- Born: Emily Grace Barnsley 3 October 1896 Cirencester, Gloucestershire, England
- Died: 6 March 1975 (aged 78)
- Other names: Grace Davies
- Known for: Pottery
- Movement: Arts and Crafts
- Spouse: Oscar Davies

= Grace Barnsley =

English painter

Emily Grace Davies (née Barnsley; 3 October 1896 - 6 March 1975), known as Grace Barnsley or Grace Davies, was an English pottery decorator.

Barnsley was born near Cirencester, Gloucestershire. Her father was the architect and furniture maker Sidney Barnsley and her younger brother was the designer Edward Barnsley. Grace learned how to paint pottery when she was a girl. She and her brother were educated at Bedales School and she then attended Birmingham School of Art Barnsley learned to decorate pots at Louise and Alfred Powell's pottery before becoming a freelance painter for Wedgwood.

In 1926 she married Oscar Davies, a merchant navy officer, and in 1934 they moved to Rainham, Kent. They opened a café, where they also sold pottery decorated by Grace.
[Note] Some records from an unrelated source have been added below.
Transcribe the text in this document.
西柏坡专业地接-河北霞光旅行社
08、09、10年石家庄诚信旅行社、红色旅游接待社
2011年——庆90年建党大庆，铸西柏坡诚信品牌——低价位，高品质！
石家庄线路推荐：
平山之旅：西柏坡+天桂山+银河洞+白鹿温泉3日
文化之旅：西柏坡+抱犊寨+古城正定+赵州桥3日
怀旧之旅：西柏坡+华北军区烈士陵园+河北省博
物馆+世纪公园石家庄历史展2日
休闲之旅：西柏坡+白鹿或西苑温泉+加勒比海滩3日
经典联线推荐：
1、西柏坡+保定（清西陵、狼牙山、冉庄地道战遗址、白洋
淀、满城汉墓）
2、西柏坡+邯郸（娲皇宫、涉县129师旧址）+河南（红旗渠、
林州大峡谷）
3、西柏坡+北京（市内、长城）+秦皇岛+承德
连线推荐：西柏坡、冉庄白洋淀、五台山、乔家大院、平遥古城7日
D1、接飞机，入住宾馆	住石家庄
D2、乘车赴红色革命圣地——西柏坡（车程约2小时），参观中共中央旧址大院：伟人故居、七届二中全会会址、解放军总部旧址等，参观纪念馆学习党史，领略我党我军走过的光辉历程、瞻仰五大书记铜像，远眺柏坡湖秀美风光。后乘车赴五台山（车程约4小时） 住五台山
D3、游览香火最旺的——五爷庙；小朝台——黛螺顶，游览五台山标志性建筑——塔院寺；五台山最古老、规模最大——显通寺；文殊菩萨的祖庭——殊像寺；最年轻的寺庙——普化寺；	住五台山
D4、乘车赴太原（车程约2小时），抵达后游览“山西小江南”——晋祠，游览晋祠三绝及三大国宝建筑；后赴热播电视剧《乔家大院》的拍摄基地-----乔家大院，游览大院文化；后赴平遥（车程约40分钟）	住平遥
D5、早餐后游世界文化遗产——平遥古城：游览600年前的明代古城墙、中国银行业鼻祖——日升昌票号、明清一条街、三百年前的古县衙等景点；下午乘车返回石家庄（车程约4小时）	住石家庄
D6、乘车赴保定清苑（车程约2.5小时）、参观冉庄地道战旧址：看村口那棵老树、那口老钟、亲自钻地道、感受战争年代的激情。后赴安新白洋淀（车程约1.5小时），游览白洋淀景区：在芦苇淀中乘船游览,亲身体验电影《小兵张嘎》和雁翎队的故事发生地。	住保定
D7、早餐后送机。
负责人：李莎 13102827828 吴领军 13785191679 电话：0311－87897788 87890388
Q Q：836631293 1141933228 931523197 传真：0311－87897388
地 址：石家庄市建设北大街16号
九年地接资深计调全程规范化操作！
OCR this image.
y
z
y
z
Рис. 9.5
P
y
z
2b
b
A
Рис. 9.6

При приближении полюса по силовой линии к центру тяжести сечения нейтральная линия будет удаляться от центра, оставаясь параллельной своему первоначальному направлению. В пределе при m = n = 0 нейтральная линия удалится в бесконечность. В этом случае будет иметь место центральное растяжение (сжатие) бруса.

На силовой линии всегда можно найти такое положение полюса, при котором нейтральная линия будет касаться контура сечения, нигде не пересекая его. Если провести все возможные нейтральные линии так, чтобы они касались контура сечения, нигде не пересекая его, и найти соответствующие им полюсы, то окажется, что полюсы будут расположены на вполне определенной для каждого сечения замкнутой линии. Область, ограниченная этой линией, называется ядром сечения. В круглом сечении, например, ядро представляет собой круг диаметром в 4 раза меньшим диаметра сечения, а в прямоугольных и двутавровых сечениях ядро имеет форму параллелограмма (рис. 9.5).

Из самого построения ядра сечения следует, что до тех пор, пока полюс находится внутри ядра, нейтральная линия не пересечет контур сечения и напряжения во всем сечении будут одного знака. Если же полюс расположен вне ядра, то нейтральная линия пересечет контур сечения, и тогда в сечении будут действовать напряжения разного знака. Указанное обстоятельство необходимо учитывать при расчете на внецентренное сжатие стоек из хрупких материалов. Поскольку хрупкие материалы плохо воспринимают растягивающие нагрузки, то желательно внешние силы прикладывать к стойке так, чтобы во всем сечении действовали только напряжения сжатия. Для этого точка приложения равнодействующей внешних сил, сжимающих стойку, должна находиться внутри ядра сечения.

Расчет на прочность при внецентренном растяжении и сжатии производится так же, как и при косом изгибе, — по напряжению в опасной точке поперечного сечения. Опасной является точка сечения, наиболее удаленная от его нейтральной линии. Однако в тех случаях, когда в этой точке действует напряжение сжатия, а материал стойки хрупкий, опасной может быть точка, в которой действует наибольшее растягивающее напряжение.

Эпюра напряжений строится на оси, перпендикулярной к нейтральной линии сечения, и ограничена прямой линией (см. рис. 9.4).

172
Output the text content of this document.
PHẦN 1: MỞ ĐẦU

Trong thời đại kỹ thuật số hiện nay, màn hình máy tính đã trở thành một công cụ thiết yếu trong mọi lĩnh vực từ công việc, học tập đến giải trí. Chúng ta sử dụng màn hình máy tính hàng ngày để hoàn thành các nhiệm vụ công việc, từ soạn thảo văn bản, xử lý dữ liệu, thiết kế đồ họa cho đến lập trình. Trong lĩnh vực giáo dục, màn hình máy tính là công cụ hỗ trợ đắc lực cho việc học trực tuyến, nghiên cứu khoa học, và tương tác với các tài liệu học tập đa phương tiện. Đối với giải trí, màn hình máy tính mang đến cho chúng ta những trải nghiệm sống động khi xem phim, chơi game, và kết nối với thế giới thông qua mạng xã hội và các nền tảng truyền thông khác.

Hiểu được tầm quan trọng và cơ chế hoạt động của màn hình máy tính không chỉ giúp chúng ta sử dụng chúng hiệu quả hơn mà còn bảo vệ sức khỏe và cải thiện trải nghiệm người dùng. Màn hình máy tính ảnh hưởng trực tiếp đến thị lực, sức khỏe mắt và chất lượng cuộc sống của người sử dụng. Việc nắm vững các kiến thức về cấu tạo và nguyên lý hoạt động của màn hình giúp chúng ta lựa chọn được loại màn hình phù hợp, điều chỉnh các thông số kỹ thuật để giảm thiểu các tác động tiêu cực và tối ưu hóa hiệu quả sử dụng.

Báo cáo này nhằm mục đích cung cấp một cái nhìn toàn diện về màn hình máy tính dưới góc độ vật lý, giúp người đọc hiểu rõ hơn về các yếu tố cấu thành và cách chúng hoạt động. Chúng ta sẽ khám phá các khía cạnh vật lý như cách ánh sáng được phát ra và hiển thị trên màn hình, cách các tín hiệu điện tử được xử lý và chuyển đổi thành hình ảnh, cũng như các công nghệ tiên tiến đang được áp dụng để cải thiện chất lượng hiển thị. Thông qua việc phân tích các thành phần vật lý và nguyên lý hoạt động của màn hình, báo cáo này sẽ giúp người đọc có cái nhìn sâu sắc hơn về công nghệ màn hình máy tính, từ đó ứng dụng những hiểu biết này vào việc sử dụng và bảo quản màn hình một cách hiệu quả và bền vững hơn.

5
In 1938 they took over the local Upchurch Pottery and renamed it the Roeginga Pottery. Roeginga was the Roman name for Rainham. They produced their own pottery which Grace continued to decorate. These businesses were closed at the outbreak of World War II in 1939 however, and Grace never painted commercially again.

There are samples of Grace Barnsley's work at the National Trust property, Stoneywell, Leicestershire.